In this study, we have two major strengths. First, the DPC database, which covers most acute care hospitals in Japan [25], enabled us to enroll many patients in this study. Therefore, our findings on blood transfusion for scheduled CVS are likely to reflect the current situation in Japan. Our results are based on better-balanced populations than previous studies that were limited by selection bias and insufficient propensity score matching (SMD > 0.1) [14, 15]. Second, to eliminate confounding bias, we calculated the propensity score using patient-level variables, based on the protocol of previous studies [26] as the first layer and hospital ID as the second layer, resulting in a multilevel propensity score analysis. To date, few studies have conducted propensity score analyses based on a clustered data structure [26]. However, to analyze clustered data, especially when the intention to treat strongly depends on hospitals [26], multilevel regression models should be considered. By using this multilevel propensity score method, we managed to adjust the hospital differences of intention to perform IAD.

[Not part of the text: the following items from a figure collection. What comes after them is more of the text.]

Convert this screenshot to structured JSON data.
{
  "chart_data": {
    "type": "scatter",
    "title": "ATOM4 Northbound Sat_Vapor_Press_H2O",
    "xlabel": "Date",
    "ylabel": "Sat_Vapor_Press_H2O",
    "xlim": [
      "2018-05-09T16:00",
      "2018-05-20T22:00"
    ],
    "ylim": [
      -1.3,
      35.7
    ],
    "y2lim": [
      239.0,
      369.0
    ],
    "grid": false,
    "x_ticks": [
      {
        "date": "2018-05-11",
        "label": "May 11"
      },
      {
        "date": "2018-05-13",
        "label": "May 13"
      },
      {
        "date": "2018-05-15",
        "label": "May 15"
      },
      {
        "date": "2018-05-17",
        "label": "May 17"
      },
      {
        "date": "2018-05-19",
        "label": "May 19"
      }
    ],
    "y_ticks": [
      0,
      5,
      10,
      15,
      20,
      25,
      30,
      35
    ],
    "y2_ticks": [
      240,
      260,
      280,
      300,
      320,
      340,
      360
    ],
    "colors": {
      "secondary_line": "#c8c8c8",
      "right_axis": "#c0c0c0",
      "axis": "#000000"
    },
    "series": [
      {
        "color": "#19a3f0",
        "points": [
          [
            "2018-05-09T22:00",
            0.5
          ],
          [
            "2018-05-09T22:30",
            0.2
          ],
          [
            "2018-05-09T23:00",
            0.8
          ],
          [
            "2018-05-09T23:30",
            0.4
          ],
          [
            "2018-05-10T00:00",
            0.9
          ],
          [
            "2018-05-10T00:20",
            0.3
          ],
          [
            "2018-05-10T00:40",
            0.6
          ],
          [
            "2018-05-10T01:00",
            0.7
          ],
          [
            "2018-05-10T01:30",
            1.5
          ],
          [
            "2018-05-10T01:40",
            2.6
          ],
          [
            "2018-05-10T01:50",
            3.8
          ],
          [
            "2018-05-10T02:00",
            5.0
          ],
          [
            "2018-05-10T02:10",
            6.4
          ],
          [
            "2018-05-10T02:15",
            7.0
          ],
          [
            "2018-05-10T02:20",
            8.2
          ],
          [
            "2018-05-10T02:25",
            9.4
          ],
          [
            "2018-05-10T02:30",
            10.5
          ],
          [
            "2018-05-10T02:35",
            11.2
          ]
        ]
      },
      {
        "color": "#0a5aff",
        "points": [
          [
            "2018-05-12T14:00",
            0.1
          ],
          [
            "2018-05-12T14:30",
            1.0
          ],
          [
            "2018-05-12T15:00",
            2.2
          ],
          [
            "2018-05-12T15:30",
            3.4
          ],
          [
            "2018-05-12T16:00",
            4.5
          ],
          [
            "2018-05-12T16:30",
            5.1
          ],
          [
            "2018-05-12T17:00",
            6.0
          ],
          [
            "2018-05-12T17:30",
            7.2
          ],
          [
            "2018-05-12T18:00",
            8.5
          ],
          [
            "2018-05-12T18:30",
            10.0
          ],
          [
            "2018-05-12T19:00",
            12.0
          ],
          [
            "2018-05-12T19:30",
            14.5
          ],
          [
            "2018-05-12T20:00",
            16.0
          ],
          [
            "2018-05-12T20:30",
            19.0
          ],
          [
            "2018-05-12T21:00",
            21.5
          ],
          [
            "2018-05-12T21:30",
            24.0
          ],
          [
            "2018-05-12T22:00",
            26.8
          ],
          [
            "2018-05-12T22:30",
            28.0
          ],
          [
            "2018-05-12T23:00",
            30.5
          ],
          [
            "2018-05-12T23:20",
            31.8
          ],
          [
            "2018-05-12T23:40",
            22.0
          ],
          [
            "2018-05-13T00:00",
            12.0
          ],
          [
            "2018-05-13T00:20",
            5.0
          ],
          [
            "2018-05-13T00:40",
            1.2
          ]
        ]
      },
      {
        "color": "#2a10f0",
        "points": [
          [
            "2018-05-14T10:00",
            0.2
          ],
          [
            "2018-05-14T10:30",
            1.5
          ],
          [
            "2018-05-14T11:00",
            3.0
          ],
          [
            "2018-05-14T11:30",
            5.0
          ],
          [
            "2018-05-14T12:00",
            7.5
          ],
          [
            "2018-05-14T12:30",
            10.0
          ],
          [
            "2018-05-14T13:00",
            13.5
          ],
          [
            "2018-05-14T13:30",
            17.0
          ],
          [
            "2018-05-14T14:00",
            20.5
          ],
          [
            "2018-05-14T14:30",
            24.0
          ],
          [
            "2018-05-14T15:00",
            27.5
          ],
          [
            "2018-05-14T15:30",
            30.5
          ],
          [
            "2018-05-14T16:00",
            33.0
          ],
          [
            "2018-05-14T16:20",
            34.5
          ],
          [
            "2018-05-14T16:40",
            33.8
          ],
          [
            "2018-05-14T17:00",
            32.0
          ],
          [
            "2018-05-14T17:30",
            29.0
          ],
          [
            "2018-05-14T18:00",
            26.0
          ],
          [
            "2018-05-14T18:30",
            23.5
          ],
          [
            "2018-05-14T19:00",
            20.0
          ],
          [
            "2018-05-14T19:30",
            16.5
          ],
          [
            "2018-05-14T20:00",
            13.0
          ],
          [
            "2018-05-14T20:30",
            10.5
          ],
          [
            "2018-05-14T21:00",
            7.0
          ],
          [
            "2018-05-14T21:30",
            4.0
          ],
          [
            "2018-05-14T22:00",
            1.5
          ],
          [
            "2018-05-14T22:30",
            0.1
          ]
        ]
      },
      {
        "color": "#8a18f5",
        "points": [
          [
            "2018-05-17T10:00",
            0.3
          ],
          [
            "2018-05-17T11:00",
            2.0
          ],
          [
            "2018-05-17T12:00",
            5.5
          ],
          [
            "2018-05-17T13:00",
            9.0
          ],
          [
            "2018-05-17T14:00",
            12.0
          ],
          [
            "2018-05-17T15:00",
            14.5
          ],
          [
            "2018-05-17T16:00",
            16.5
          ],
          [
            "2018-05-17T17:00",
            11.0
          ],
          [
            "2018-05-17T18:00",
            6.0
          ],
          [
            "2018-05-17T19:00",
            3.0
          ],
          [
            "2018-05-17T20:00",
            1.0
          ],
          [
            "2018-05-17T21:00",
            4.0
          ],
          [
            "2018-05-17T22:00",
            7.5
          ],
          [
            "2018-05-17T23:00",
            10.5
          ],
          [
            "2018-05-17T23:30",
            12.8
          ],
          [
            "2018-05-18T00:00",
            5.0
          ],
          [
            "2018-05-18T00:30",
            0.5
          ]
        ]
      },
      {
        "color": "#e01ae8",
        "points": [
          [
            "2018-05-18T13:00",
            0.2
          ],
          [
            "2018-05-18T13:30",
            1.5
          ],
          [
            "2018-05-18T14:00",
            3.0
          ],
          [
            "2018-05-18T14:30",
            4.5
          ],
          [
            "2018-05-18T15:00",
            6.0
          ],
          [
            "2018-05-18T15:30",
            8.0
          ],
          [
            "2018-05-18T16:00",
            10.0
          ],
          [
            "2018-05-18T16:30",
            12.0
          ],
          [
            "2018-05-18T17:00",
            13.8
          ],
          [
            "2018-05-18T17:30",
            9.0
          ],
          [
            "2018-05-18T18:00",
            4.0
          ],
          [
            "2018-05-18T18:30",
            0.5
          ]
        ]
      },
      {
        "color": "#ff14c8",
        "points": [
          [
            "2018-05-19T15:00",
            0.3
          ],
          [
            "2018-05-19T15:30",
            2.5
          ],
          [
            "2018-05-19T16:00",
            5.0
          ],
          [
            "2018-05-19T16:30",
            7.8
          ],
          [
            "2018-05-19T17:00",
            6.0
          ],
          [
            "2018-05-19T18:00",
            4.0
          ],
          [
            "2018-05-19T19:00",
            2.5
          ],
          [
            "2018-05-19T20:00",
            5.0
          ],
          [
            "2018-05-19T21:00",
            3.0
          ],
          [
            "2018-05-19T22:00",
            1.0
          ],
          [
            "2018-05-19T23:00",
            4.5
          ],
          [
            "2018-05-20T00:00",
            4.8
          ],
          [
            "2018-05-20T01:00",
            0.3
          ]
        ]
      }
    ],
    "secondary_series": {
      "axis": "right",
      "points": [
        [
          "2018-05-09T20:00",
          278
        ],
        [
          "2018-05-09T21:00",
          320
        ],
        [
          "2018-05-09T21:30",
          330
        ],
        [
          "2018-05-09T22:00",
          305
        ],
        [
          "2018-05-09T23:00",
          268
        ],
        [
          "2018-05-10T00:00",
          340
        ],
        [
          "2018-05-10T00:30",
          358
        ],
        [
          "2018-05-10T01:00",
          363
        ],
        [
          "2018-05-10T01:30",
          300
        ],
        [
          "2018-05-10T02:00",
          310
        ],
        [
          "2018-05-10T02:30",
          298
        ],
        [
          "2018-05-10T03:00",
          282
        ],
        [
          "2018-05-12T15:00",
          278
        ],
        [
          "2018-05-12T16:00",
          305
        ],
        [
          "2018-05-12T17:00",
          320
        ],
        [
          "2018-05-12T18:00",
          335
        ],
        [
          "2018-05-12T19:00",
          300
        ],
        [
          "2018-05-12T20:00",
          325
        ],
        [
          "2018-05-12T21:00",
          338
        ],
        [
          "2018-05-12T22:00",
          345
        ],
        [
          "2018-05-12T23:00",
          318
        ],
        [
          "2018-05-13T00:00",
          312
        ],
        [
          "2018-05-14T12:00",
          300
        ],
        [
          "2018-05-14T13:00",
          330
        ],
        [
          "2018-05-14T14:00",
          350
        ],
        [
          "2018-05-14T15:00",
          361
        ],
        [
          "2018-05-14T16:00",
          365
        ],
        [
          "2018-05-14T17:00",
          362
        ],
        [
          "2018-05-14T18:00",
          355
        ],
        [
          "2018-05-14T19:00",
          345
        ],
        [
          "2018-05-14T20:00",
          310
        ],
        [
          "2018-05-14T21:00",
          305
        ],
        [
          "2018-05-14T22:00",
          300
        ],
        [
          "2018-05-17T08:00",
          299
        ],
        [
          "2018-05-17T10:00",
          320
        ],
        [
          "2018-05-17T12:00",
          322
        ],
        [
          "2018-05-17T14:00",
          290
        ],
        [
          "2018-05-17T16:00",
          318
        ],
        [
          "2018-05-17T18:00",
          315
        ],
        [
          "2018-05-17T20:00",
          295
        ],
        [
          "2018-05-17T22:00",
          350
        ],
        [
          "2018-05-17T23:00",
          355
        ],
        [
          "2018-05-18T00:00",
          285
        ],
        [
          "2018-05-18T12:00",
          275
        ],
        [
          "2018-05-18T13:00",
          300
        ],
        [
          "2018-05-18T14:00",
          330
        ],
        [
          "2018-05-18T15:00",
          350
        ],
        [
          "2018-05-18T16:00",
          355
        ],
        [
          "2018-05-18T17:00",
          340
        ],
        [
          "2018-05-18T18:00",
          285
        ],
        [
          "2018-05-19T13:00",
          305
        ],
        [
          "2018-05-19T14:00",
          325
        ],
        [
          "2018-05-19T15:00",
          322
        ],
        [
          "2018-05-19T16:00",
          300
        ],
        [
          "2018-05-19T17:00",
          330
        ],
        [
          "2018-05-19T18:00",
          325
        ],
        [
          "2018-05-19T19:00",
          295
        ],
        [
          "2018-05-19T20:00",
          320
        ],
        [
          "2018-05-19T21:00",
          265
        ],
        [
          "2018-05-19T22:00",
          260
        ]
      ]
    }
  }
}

However, we had several limitations. First, we cannot rule out the effect of unmeasured confounding bias, including the amount of blood loss and more detailed CPB information, which may skew our results; nevertheless, we used a multilevel propensity score analysis with good balance and examined significance using the McNemar test. Second, because of the database’s characteristics, we could not consider the baseline hematocrit level or details of CPB. The IAD may be rarely used for patients with severe anemia or a small BSA [15]. Instead, we substituted the diagnosis of anemia and coagulation disorders as comorbidities on the operative day and the use of pre-operative medication for anemia. The intention of IAD can differ based on body weight or BSA. However, the large sample size of our study and well-balanced propensity score and variables strengthen our findings. Compared to the previous studies, our study showed a higher rate of allogenic transfusion and a lower rate of IAD use. IAD was approved in 2016 by the Ministry of Health, Labour and Welfare of Japan, and this could explain the low number of IAD cases in our study. However, a prolonged COVID-19 pandemic could lead to chronic insufficiency of transfusion blood supply, and more widespread use of IAD is expected with the accumulation of evidence from other regions in Japan. We believe that our report will guide the increased use of IAD in Japan.

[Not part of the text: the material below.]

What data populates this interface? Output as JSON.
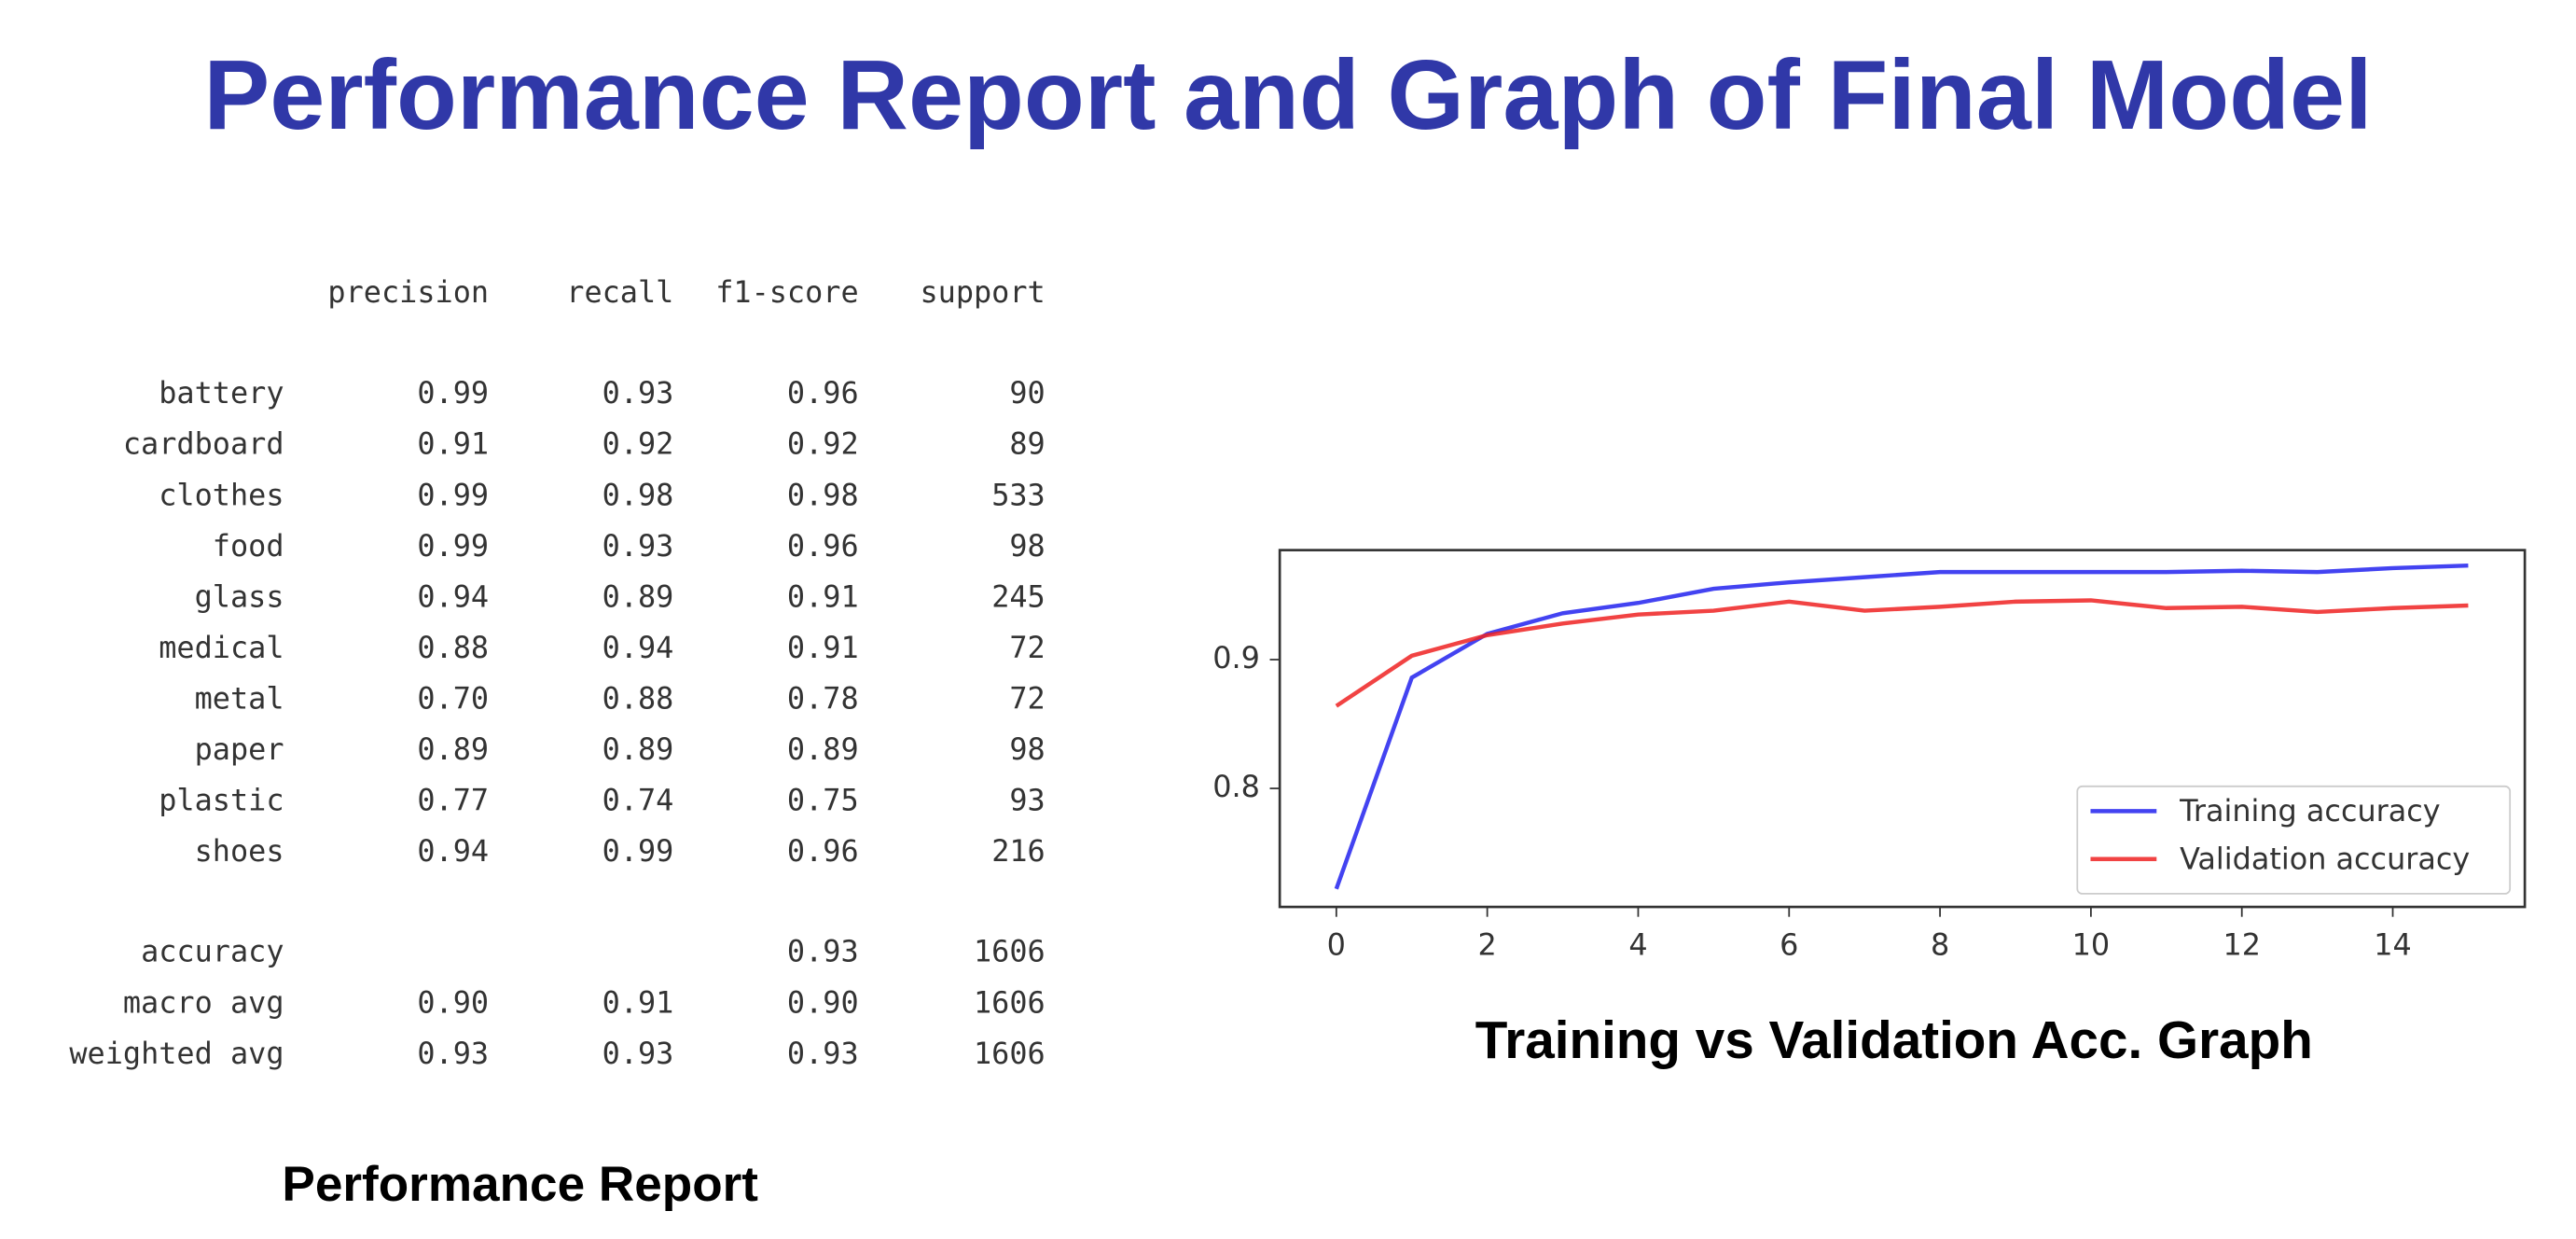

Concluding, this study demonstrated that IAD could reduce the transfusion rate or the amount of allogeneic blood transfusions, especially RBC and FFP, in patients who underwent CVS. Despite the limitations, the present findings suggest that IAD is an effective blood transfusion strategy in Japan, especially during blood shortage owing to COVID-19. Future research should examine the effect of the dose-response efficiency of IAD in physically small people, such as the Japanese. The postoperative adverse events, which are the most important outcomes cited as major reasons for avoiding autologous blood product administration, should also be examined.

Acknowledgments

We thank all staff members and all participating hospitals.